Emmanuel Macron : Jupiter ou turlupin ?

Emmanuel Macron pensait qu’avec de belles photos il allait ensommeiller les Français pendant la période estivale pour faire avancer discrètement quelques réformes impopulaires et donner quelques coups de hache dans les dépenses publiques… Eh bien, c’est raté !

La crise sociale que traverse la France depuis quelques années est telle que les festivités organisées pour distraire l’opinion ont été ressenties, en dehors de quelques cercles, comme autant d’initiatives décalées, voire provocantes.

Transformer le Palais de l’Elysée en salle de spectacles avec photographes attitrés ; y faire défiler les grands de ce monde et quelques people alors que tant de décisions urgentes attendent ; programmer un évènement par jour, voire deux ou trois, afin de s’assurer que l’on parle du président au journal de 20 heures ; rappeler que l’on est le chef, et qu’il n’y en a pas d’autre, comme si au lendemain d’une élection présidentielle les Français pouvaient en douter ; voler la vedette au Premier Ministre, la veille de son discours de politique générale, et le déjuger cinq jours après sur le calendrier annoncé des réformes… tout cela a donné le sentiment, au minimum, d’une personnalisation du pouvoir à hauts risques, d’une grande improvisation et d’une certaine légèreté dans la manière d’affronter les difficultés. On ne mentionnera pas, par indulgence, d’autres séquences qui ont accru le trouble du public.

Les sondages qui viennent d’être publiés montrent que les Français n’ont pas été dupes de la manœuvre. Nos concitoyens ne se sont pas laissé endormir. Ils lisent les journaux, écoutent la radio, regardent la télévision, même en vacances ! Aujourd’hui, le charme est rompu. 850 millions d’euros en moins pour l’armée alors que pendant toute la campagne électorale on n’a cessé de répéter qu’il est indispensable de porter ce budget à 2% du PIB ; 140 millions d’euros en moins pour l’aide au développement alors que cette aide qui n’a cessé de baisser depuis dix ans (0,36% du PIB en 2016) doit être portée à 0,70% du PIB, comme au Royaume Uni et en Allemagne ; 300 millions d’euros en moins pour les collectivités locales alors que l’on a promis quelques jours avant qu’il ne saurait y avoir « de baisse brutale des dotations » ; 5 euros en moins pour les APL et suppression de cette aide pour 50 000 personnes… : les initiatives prises à la mi-juillet étaient de nature à frapper les esprits !
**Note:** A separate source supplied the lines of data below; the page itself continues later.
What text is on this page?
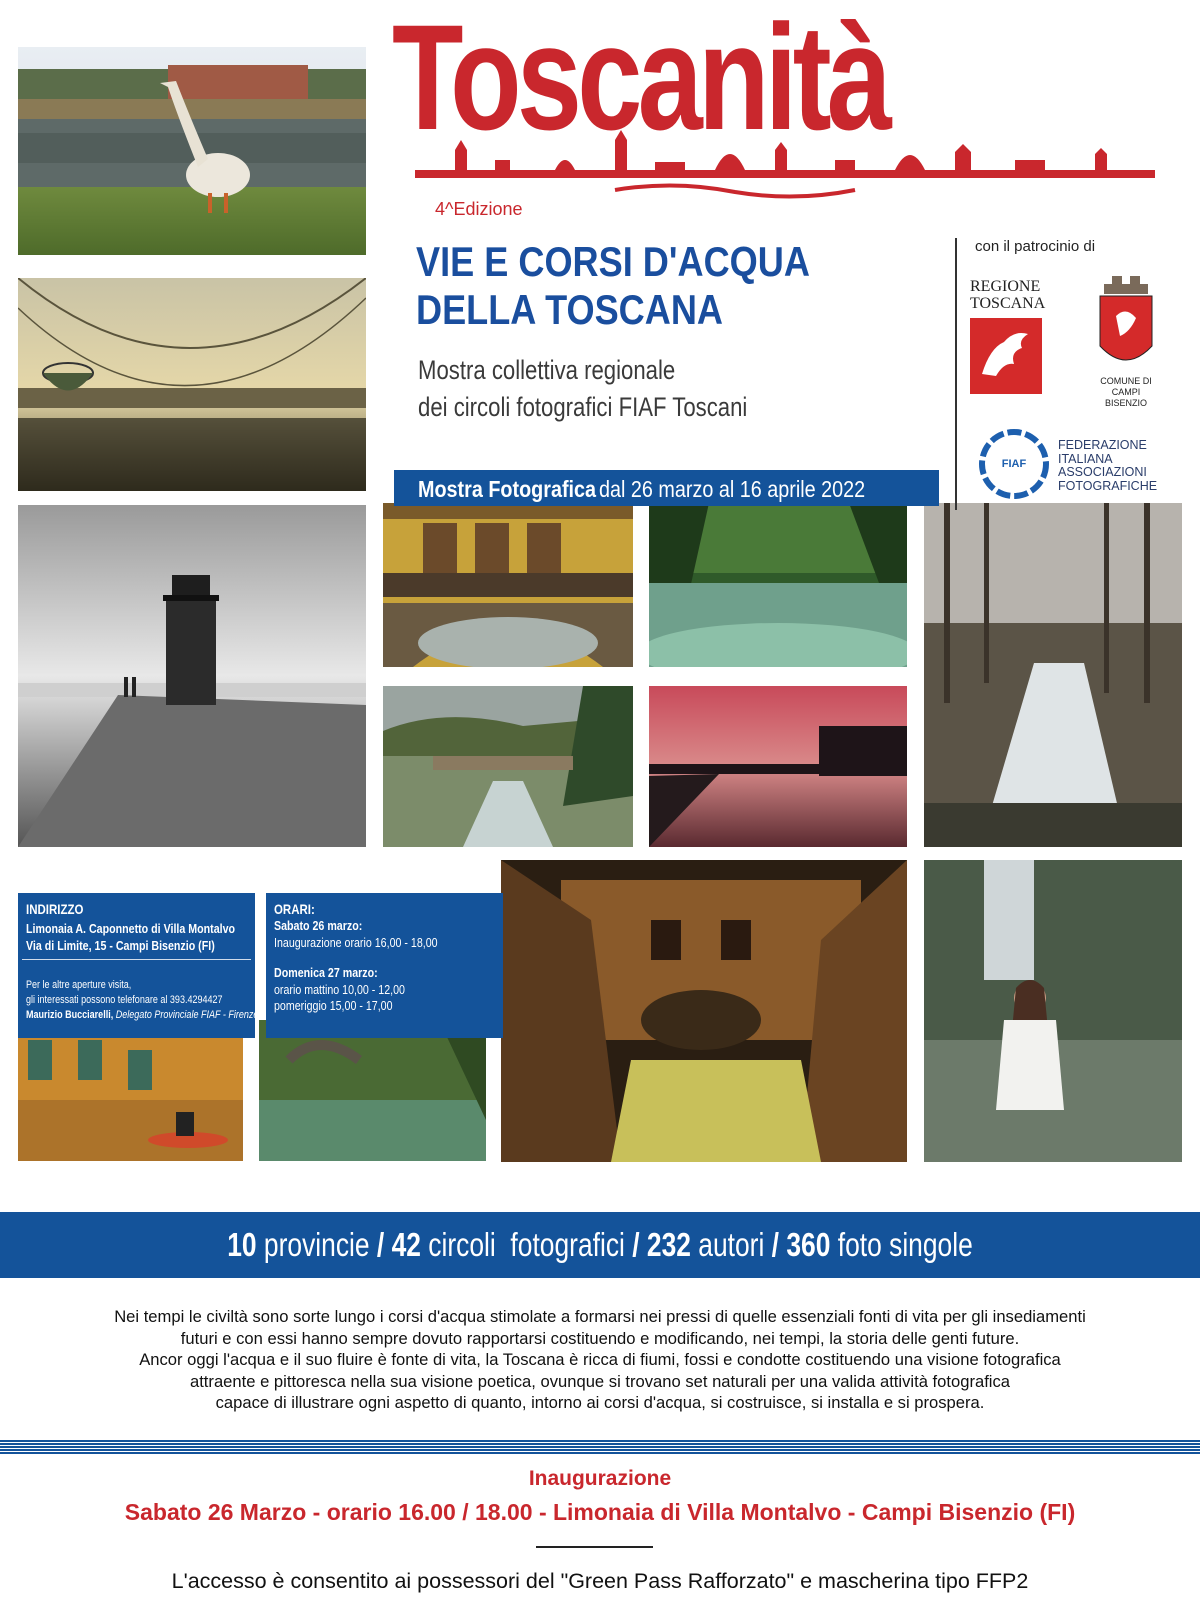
Toscanità
4^Edizione
VIE E CORSI D'ACQUA
DELLA TOSCANA
Mostra collettiva regionale
dei circoli fotografici FIAF Toscani
Mostra Fotografica dal 26 marzo al 16 aprile 2022
con il patrocinio di
REGIONE
TOSCANA
COMUNE DI
CAMPI BISENZIO
FIAF
FEDERAZIONE
ITALIANA
ASSOCIAZIONI
FOTOGRAFICHE
INDIRIZZO
Limonaia A. Caponnetto di Villa Montalvo
Via di Limite, 15 - Campi Bisenzio (FI)
Per le altre aperture visita,
gli interessati possono telefonare al 393.4294427
Maurizio Bucciarelli, Delegato Provinciale FIAF - Firenze
ORARI:
Sabato 26 marzo:
Inaugurazione orario 16,00 - 18,00
Domenica 27 marzo:
orario mattino 10,00 - 12,00
pomeriggio 15,00 - 17,00
10 provincie / 42 circoli  fotografici / 232 autori / 360 foto singole
Nei tempi le civiltà sono sorte lungo i corsi d'acqua stimolate a formarsi nei pressi di quelle essenziali fonti di vita per gli insediamenti
futuri e con essi hanno sempre dovuto rapportarsi costituendo e modificando, nei tempi, la storia delle genti future.
Ancor oggi l'acqua e il suo fluire è fonte di vita, la Toscana è ricca di fiumi, fossi e condotte costituendo una visione fotografica
attraente e pittoresca nella sua visione poetica, ovunque si trovano set naturali per una valida attività fotografica
capace di illustrare ogni aspetto di quanto, intorno ai corsi d'acqua, si costruisce, si installa e si prospera.
Inaugurazione
Sabato 26 Marzo - orario 16.00 / 18.00 - Limonaia di Villa Montalvo - Campi Bisenzio (FI)
L'accesso è consentito ai possessori del "Green Pass Rafforzato" e mascherina tipo FFP2
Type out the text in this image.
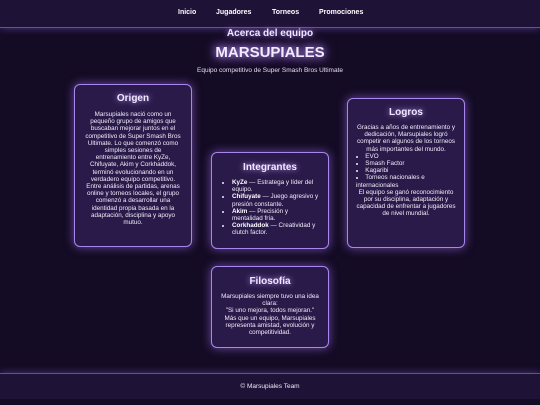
Inicio	Jugadores	Torneos	Promociones
Acerca del equipo
MARSUPIALES
Equipo competitivo de Super Smash Bros Ultimate
Origen

Marsupiales nació como un pequeño grupo de amigos que buscaban mejorar juntos en el competitivo de Super Smash Bros Ultimate. Lo que comenzó como simples sesiones de entrenamiento entre KyZe, Chifuyate, Akim y Corkhaddok, terminó evolucionando en un verdadero equipo competitivo. Entre análisis de partidas, arenas online y torneos locales, el grupo comenzó a desarrollar una identidad propia basada en la adaptación, disciplina y apoyo mutuo.

Integrantes
• KyZe — Estratega y líder del equipo.
• Chifuyate — Juego agresivo y presión constante.
• Akim — Precisión y mentalidad fría.
• Corkhaddok — Creatividad y clutch factor.
Logros

Gracias a años de entrenamiento y dedicación, Marsupiales logró competir en algunos de los torneos más importantes del mundo.

• EVO
• Smash Factor
• Kagaribi
• Torneos nacionales e internacionales

El equipo se ganó reconocimiento por su disciplina, adaptación y capacidad de enfrentar a jugadores de nivel mundial.

Filosofía

Marsupiales siempre tuvo una idea clara:

"Si uno mejora, todos mejoran."

Más que un equipo, Marsupiales representa amistad, evolución y competitividad.

© Marsupiales Team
Ces décisions confirment l’impression que l’on avait ressentie pendant la campagne électorale : le candidat ne savait pas très bien où il allait faire les économies promises. Il ne disait pas comment il allait financer la suppression de l’ISF (hors immobilier) et de la taxe d’habitation. Mais, « en même temps », il était important de pouvoir dire à Madame Merkel en fin d’année : « Nous avons tenu bon ! Le critère des 3% de déficit budgétaire a été respecté ! ». Restait alors le choix d’une baisse uniforme des dépenses, la pire des solutions !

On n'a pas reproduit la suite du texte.